Careful renovation transformed a grim self-storage warehouse surrounded by parking lots in Uptown Pittsburgh into a new community of loft apartments.
Just a mile from downtown, almost 7,000 people work in Uptown, but only 800 people lived in the neighborhood before Mackey Lofts opened its 43 affordable apartments in May.
Since affordable housing developer ACTION-Housing began planning the renovation, another company has redeveloped the Fifth Avenue High School next door into luxury apartments renting for twice as much as Mackey Lofts. ACTION-Housing also has plans under way to build affordable homes on a cluster of nearby vacant lots.
Mackey Lofts includes 10 units of supportive housing carefully designed for people with impairments to their hearing or vision or both, with features like doorbells and telephones that vibrate or flash with strobe lights. Deaf-blind residents can communicate with visitors to the building through a text intercom system based on braille.
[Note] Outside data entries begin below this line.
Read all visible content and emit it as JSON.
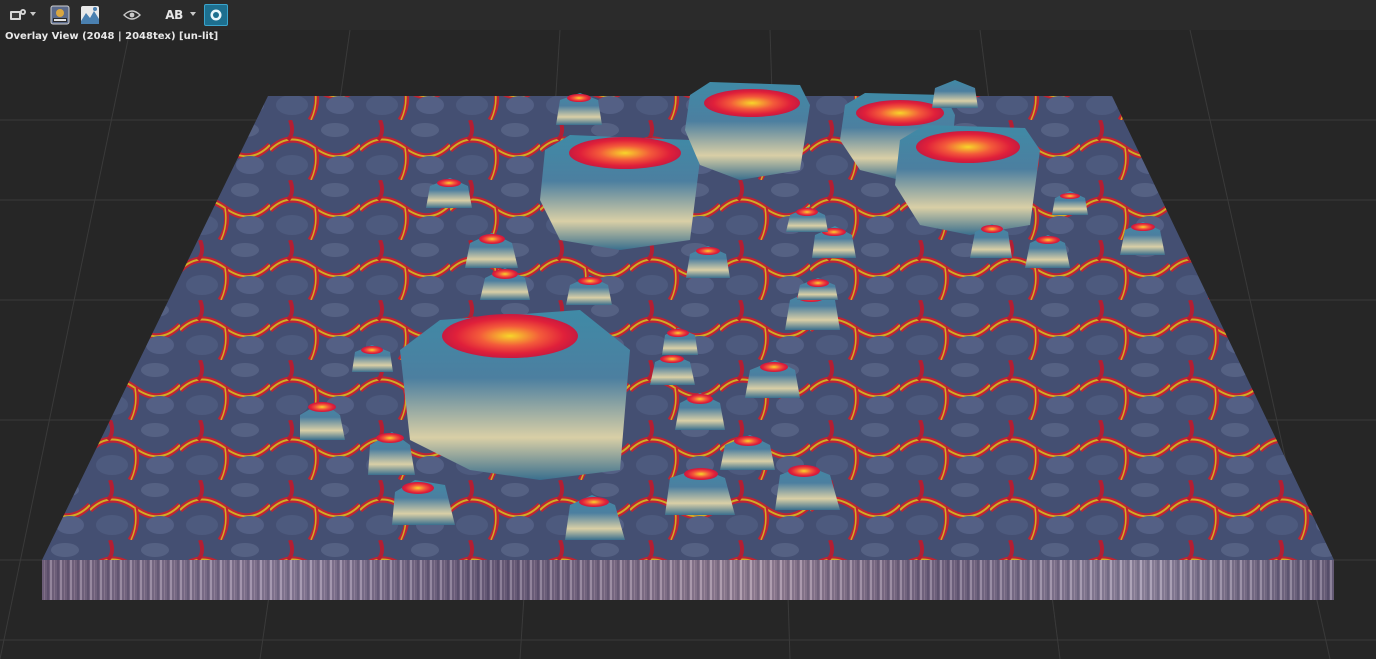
{
  "toolbar": {
    "buttons": [
      {
        "icon": "render-settings-icon"
      },
      {
        "icon": "output-image-icon"
      },
      {
        "icon": "landscape-preview-icon"
      },
      {
        "icon": "eye-icon"
      },
      {
        "icon": "ab-compare-icon",
        "label": "AB"
      },
      {
        "icon": "camera-icon"
      }
    ]
  },
  "viewport": {
    "title": "Overlay View (2048 | 2048tex)  [un-lit]"
  },
  "colors": {
    "background": "#262626",
    "grid": "#3a3a3a",
    "rock": "#4a5a7a",
    "lava_red": "#e0202a",
    "lava_yellow": "#f2c81a",
    "peak_teal": "#3f8aa6",
    "peak_cream": "#d9cfa6",
    "accent": "#1d6f8f"
  }
}
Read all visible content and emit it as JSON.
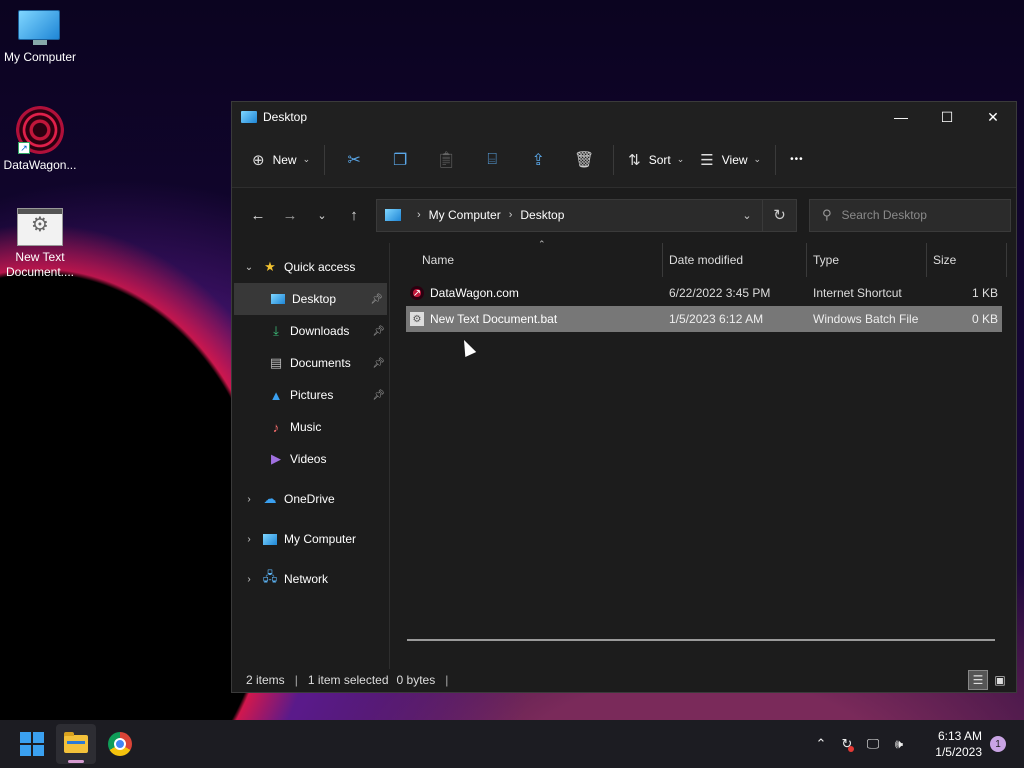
{
  "desktop": {
    "icons": [
      {
        "label": "My Computer",
        "icon": "monitor-icon"
      },
      {
        "label": "DataWagon...",
        "icon": "datawagon-icon"
      },
      {
        "label": "New Text Document....",
        "icon": "batch-file-icon"
      }
    ]
  },
  "window": {
    "title": "Desktop",
    "controls": {
      "minimize": "—",
      "maximize": "☐",
      "close": "✕"
    }
  },
  "toolbar": {
    "new_label": "New",
    "sort_label": "Sort",
    "view_label": "View",
    "more_label": "•••"
  },
  "address": {
    "crumbs": [
      "My Computer",
      "Desktop"
    ],
    "search_placeholder": "Search Desktop"
  },
  "sidebar": {
    "quick_access_label": "Quick access",
    "items": [
      {
        "label": "Desktop",
        "pinned": true,
        "selected": true
      },
      {
        "label": "Downloads",
        "pinned": true
      },
      {
        "label": "Documents",
        "pinned": true
      },
      {
        "label": "Pictures",
        "pinned": true
      },
      {
        "label": "Music"
      },
      {
        "label": "Videos"
      }
    ],
    "roots": [
      {
        "label": "OneDrive"
      },
      {
        "label": "My Computer"
      },
      {
        "label": "Network"
      }
    ]
  },
  "columns": {
    "name": "Name",
    "date": "Date modified",
    "type": "Type",
    "size": "Size"
  },
  "files": [
    {
      "name": "DataWagon.com",
      "date": "6/22/2022 3:45 PM",
      "type": "Internet Shortcut",
      "size": "1 KB",
      "selected": false
    },
    {
      "name": "New Text Document.bat",
      "date": "1/5/2023 6:12 AM",
      "type": "Windows Batch File",
      "size": "0 KB",
      "selected": true
    }
  ],
  "status": {
    "items": "2 items",
    "selected": "1 item selected",
    "bytes": "0 bytes"
  },
  "taskbar": {
    "time": "6:13 AM",
    "date": "1/5/2023",
    "notifications": "1"
  },
  "colors": {
    "window_bg": "#1c1c1c",
    "selected_row": "#777777",
    "accent": "#5aa7e8"
  }
}
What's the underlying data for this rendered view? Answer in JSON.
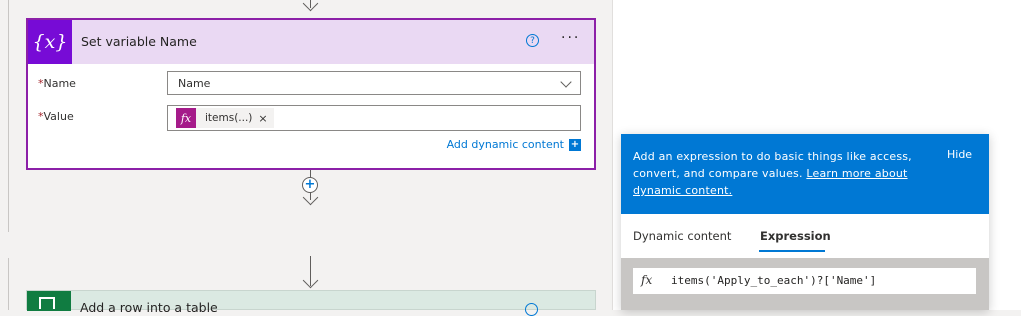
{
  "card": {
    "icon_text": "{x}",
    "title": "Set variable Name",
    "help_icon": "question-circle-icon",
    "more_label": "···",
    "name_label": "Name",
    "name_required": "*",
    "name_value": "Name",
    "value_label": "Value",
    "value_required": "*",
    "token": {
      "icon": "fx",
      "text": "items(...)",
      "remove": "×"
    },
    "add_dynamic_content": "Add dynamic content"
  },
  "next_card": {
    "title": "Add a row into a table"
  },
  "expression_panel": {
    "description": "Add an expression to do basic things like access, convert, and compare values. ",
    "link_text": "Learn more about dynamic content.",
    "hide_label": "Hide",
    "tabs": [
      {
        "label": "Dynamic content",
        "active": false
      },
      {
        "label": "Expression",
        "active": true
      }
    ],
    "fx_label": "fx",
    "expression": "items('Apply_to_each')?['Name']"
  },
  "colors": {
    "accent": "#0078d4",
    "variable_brand": "#770bd6",
    "token_brand": "#a51b8a",
    "excel_brand": "#107c41"
  }
}
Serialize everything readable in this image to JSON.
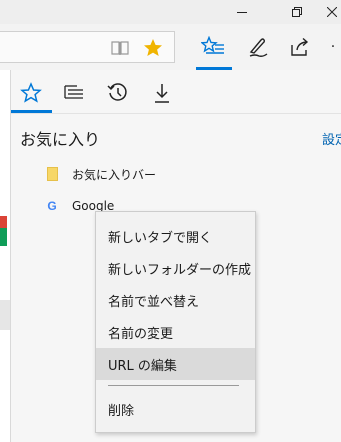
{
  "hub": {
    "title": "お気に入り",
    "settings_label": "設定"
  },
  "favorites": [
    {
      "label": "お気に入りバー",
      "icon": "folder-icon"
    },
    {
      "label": "Google",
      "icon": "google-icon",
      "icon_glyph": "G"
    }
  ],
  "context_menu": {
    "items": [
      "新しいタブで開く",
      "新しいフォルダーの作成",
      "名前で並べ替え",
      "名前の変更",
      "URL の編集"
    ],
    "highlighted": "URL の編集",
    "delete_label": "削除"
  },
  "colors": {
    "accent": "#0078d7",
    "favorite_star": "#f0b400",
    "folder": "#f7d767",
    "menu_highlight": "#dadada",
    "link": "#0063b1"
  }
}
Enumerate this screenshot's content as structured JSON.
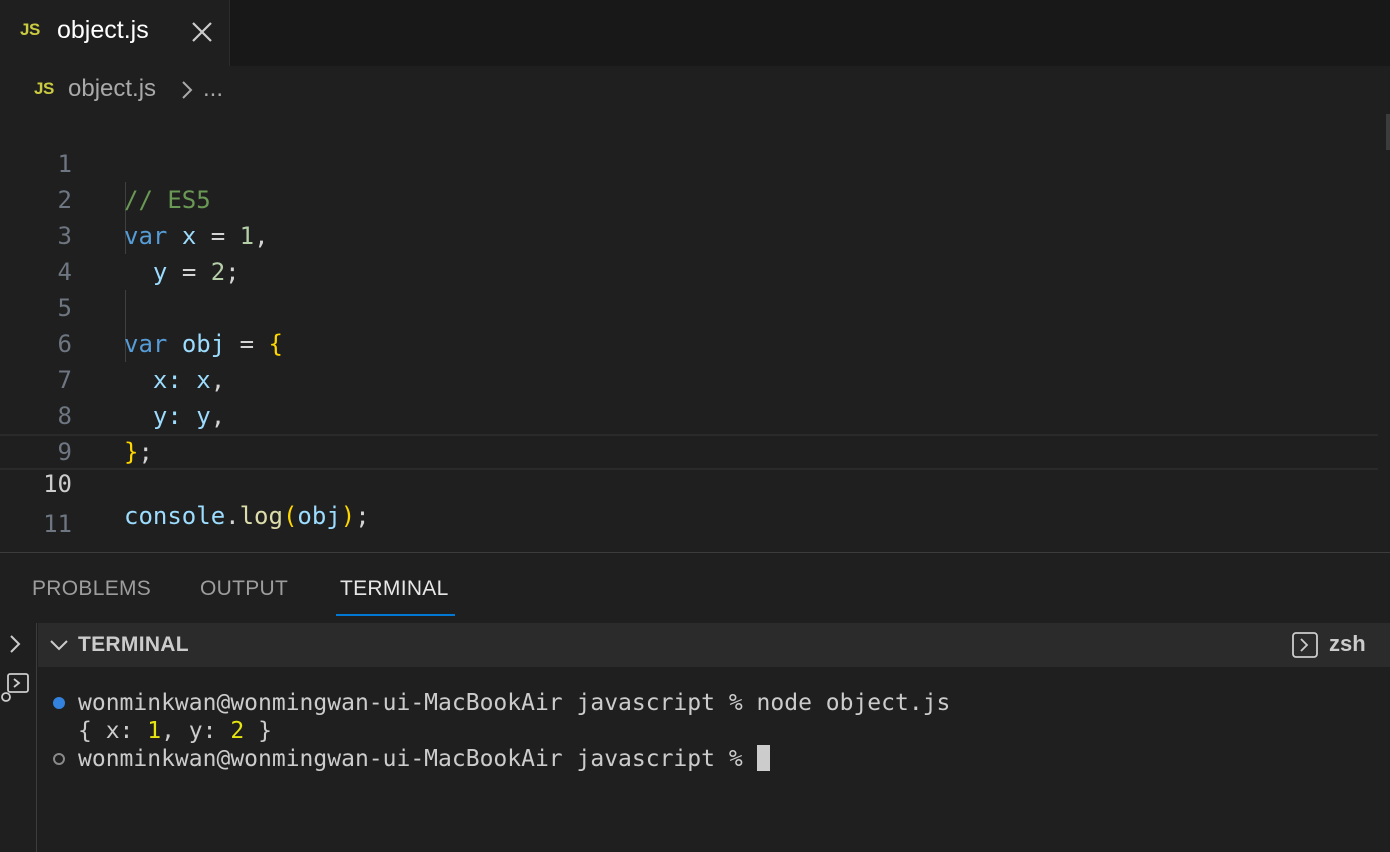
{
  "tab": {
    "badge": "JS",
    "title": "object.js"
  },
  "breadcrumb": {
    "badge": "JS",
    "file": "object.js",
    "more": "..."
  },
  "editor": {
    "current_line": 10,
    "lines": [
      {
        "n": "1"
      },
      {
        "n": "2"
      },
      {
        "n": "3"
      },
      {
        "n": "4"
      },
      {
        "n": "5"
      },
      {
        "n": "6"
      },
      {
        "n": "7"
      },
      {
        "n": "8"
      },
      {
        "n": "9"
      },
      {
        "n": "10"
      },
      {
        "n": "11"
      }
    ],
    "code": {
      "l1": {
        "comment": "// ES5"
      },
      "l2": {
        "kw": "var",
        "name": "x",
        "op": "=",
        "num": "1",
        "punct": ","
      },
      "l3": {
        "name": "y",
        "op": "=",
        "num": "2",
        "punct": ";"
      },
      "l5": {
        "kw": "var",
        "name": "obj",
        "op": "=",
        "brace": "{"
      },
      "l6": {
        "key": "x",
        "colon": ":",
        "val": "x",
        "punct": ","
      },
      "l7": {
        "key": "y",
        "colon": ":",
        "val": "y",
        "punct": ","
      },
      "l8": {
        "brace": "}",
        "punct": ";"
      },
      "l10": {
        "obj": "console",
        "dot": ".",
        "fn": "log",
        "open": "(",
        "arg": "obj",
        "close": ")",
        "punct": ";"
      }
    }
  },
  "panel": {
    "tabs": [
      "PROBLEMS",
      "OUTPUT",
      "TERMINAL"
    ],
    "active_tab": "TERMINAL",
    "terminal_title": "TERMINAL",
    "shell": "zsh"
  },
  "terminal": {
    "line1": {
      "prompt": "wonminkwan@wonmingwan-ui-MacBookAir javascript %",
      "command": "node object.js"
    },
    "line2": {
      "open": "{ x: ",
      "x": "1",
      "mid": ", y: ",
      "y": "2",
      "close": " }"
    },
    "line3": {
      "prompt": "wonminkwan@wonmingwan-ui-MacBookAir javascript %"
    }
  },
  "colors": {
    "accent": "#0078d4",
    "js_badge": "#cbcb41",
    "keyword": "#569cd6",
    "variable": "#9cdcfe",
    "number": "#b5cea8",
    "comment": "#6a9955",
    "brace": "#ffd700",
    "function": "#dcdcaa",
    "paren": "#da70d6"
  },
  "icons": {
    "tab_close": "close-icon",
    "breadcrumb_sep": "chevron-right-icon",
    "panel_collapse": "chevron-down-icon",
    "shell": "terminal-icon"
  }
}
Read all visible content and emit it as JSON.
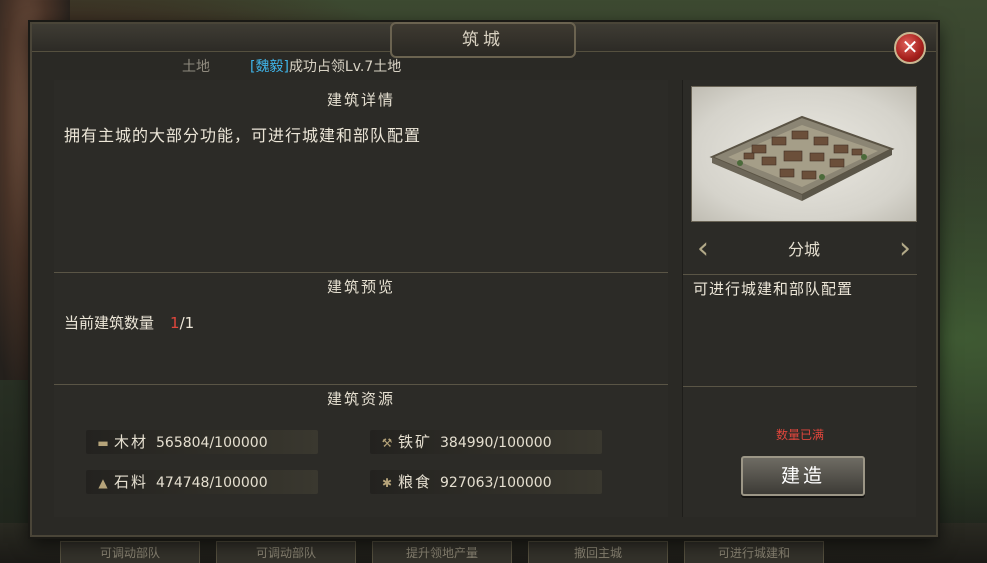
{
  "dialog": {
    "title": "筑城",
    "close_icon": "close-icon"
  },
  "ticker": {
    "prefix": "土地",
    "player": "[魏毅]",
    "message": "成功占领Lv.7土地"
  },
  "details": {
    "heading": "建筑详情",
    "description": "拥有主城的大部分功能，可进行城建和部队配置"
  },
  "preview": {
    "heading": "建筑预览",
    "count_label": "当前建筑数量",
    "count_current": "1",
    "count_total": "/1"
  },
  "resources": {
    "heading": "建筑资源",
    "items": [
      {
        "icon": "wood-icon",
        "label": "木材",
        "value": "565804/100000"
      },
      {
        "icon": "iron-icon",
        "label": "铁矿",
        "value": "384990/100000"
      },
      {
        "icon": "stone-icon",
        "label": "石料",
        "value": "474748/100000"
      },
      {
        "icon": "grain-icon",
        "label": "粮食",
        "value": "927063/100000"
      }
    ]
  },
  "building": {
    "name": "分城",
    "description": "可进行城建和部队配置",
    "status": "数量已满",
    "build_label": "建造"
  },
  "bottom_tabs": [
    "可调动部队",
    "可调动部队",
    "提升领地产量",
    "撤回主城",
    "可进行城建和"
  ],
  "colors": {
    "player_name": "#3fb4e8",
    "warning": "#e0463c"
  }
}
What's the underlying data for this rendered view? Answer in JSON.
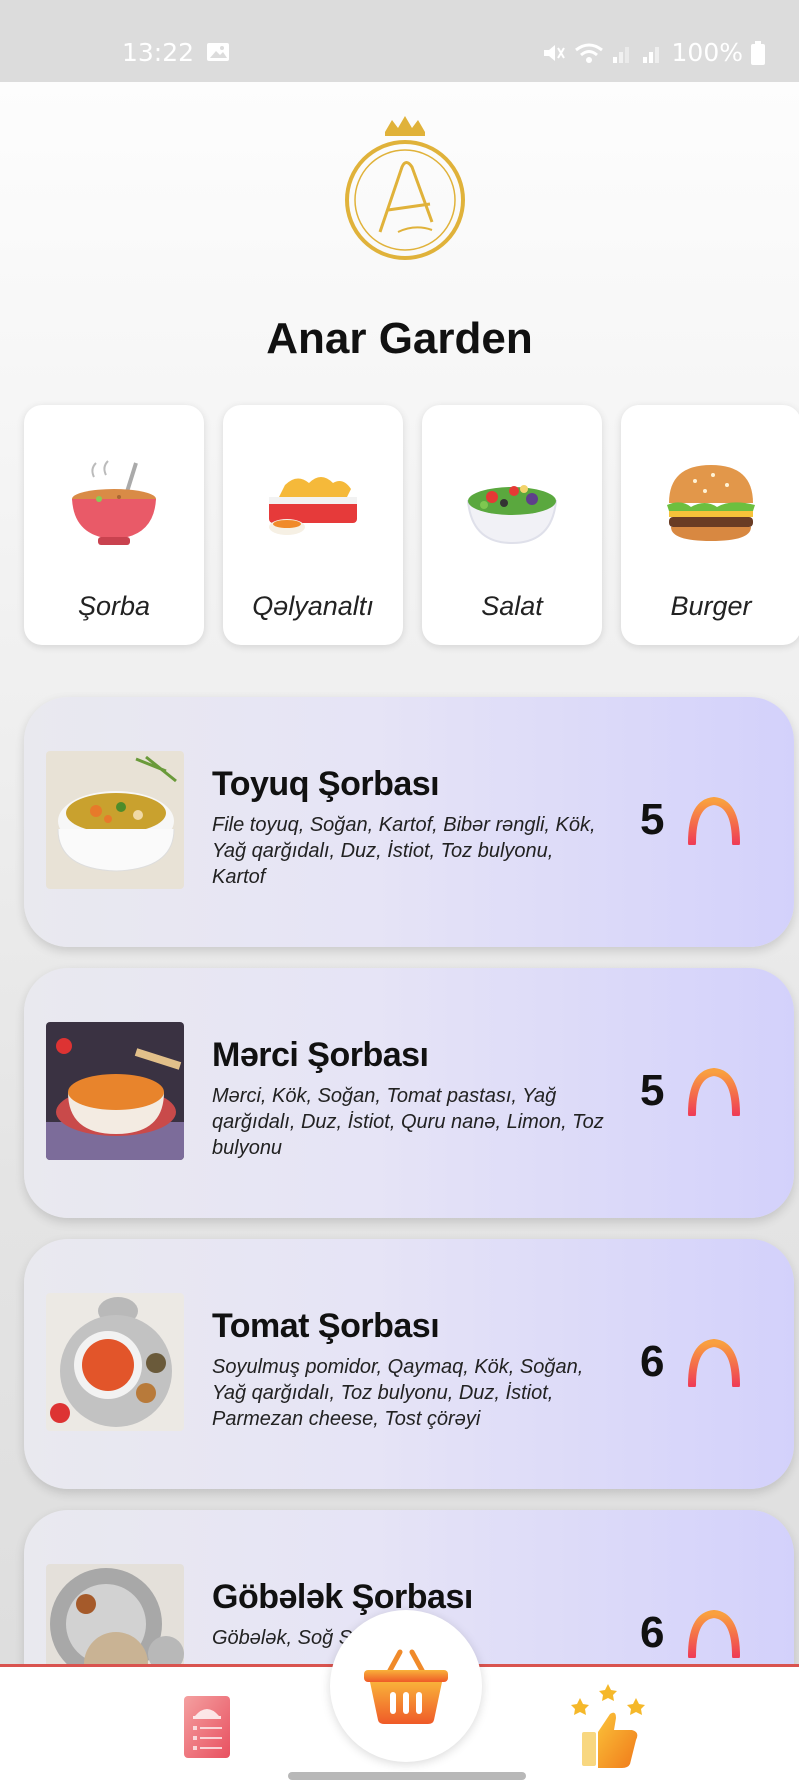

Services for residents range from case management and individual and group therapy to financial literacy and career counseling. Four of the property managers have also learned sign language to better communicate with the residents.
“We feel in supportive housing you are going to be dealing with residents over the long haul,” says Jennifer DiNardo, director of real estate affiliates for ACTION-Housing.
The $12 million project was financed with help from low-income housing tax credit equity from National Equity Fund, Inc.
ACTION-Housing also created new courtyard space. Underneath the courtyard are 11 geothermal wells, which will provide 60 percent to 70 percent of the heating and cooling for the building.